January of 2012 was a heck of a month, at least for stocks. The S&P 500 gained a hefty 4.3%, and the market’s up more than 17% from its October lows. Yet, there’s been a notable lack of volume on the way up. One could put the question this way: Where did all the money go?
There are two potential ways to interpret that — and they’re diametrical opposites.
The bullish theory is the simple assumption that the lack of volume thus far means there’s still a truckload of “cash on the sidelines” ready to flood the market and send it rocketing higher. The bearish interpretation is that any money that was available (and was going to be invested) has already been placed, and there just isn’t anymore waiting to go to work. Thus, what little strength we’ve seen in stocks so far is now going to be winding down.
But there’s even a third theory, and it suggests that the continued growth of the exchange-traded fund industry has quietly garnered all this alleged “cash on the sidelines.” Like with the bearish theory, this means that cash is already in the market and can’t be used to buy again.
Don’t scoff at the idea. We truly may be at the point where we can say money being locked up by ETFs is keeping money out of direct investment in individual stocks. If that’s the case, things could continue to get even tougher for the overall market.
Before we write the obituaries though, let’s look at some measurable trends.
Numbers Don’t Lie
Just to put things in perspective, the biggest energy ETF is the Energy Select Sector SPDR (NYSE:XLE), with a $6.72 billion market cap. Its top two holdings are Chevron (NYSE:CVX) and Exxon Mobil (NYSE:XOM). They make up 15.2% and 19.2% of the fund, respectively, or roughly $2.3 billion worth of the two stocks.

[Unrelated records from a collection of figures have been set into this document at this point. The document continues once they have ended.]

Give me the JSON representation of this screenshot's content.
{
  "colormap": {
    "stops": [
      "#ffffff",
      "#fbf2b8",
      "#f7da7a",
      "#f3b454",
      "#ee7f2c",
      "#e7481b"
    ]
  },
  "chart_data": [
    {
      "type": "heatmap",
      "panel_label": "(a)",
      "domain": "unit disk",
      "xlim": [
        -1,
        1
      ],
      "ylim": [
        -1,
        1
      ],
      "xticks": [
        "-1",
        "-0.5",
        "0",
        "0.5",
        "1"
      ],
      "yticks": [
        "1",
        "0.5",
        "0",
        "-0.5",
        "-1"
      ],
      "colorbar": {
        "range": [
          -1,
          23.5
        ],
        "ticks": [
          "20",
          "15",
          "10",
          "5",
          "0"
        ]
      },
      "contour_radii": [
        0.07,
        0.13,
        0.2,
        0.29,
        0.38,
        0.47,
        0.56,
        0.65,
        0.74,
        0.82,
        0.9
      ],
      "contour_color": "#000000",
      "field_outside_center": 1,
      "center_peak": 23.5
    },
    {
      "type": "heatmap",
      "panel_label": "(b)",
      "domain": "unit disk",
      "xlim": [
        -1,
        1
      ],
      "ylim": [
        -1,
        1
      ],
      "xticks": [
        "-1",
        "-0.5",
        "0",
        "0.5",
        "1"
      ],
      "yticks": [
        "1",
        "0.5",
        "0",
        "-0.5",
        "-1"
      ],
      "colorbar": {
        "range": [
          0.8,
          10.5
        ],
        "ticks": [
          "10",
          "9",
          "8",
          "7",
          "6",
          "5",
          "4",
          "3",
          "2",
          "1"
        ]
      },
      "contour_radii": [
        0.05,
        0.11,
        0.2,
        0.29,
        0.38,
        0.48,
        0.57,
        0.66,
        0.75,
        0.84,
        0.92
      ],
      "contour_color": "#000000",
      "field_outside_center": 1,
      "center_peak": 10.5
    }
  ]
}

That’s not an alarming problem because Exxon boasts a market cap of nearly $400 billion, and Chevron is a $205 billion company. Surely $2.3 billion worth of the two giants isn’t too much for one institution to own, right?
Well, no. But it’s not just one institution that owns huge chunks of these companies.
The sum total of assets held in ETFs devoted explicitly to energy and oil assets is around $25 billion. Assuming the same proportion of XOM and CVX are held by each, all of a sudden $10 billion worth of $605 billion in market cap is held by one industry.
And let’s not forget the market’s biggest index funds, like the SPDR S&P 500 ETF (NYSE:SPY). That’s now a $100 billion fund, 5.4% of which is made up of Exxon Mobil and Chevron. That’s another $5.4 billion worth of the $605 billion market cap of the combined companies now off the table for other investors. How many other sizable index funds are hogging more shares of the market’s biggest companies? Answer: About another $100 billion worth, when adding up all the rest.
And more ETFs are constantly being launched, numbering in the hundreds every year now. Each of them takes another hunk of the effective float for all major stocks off the table.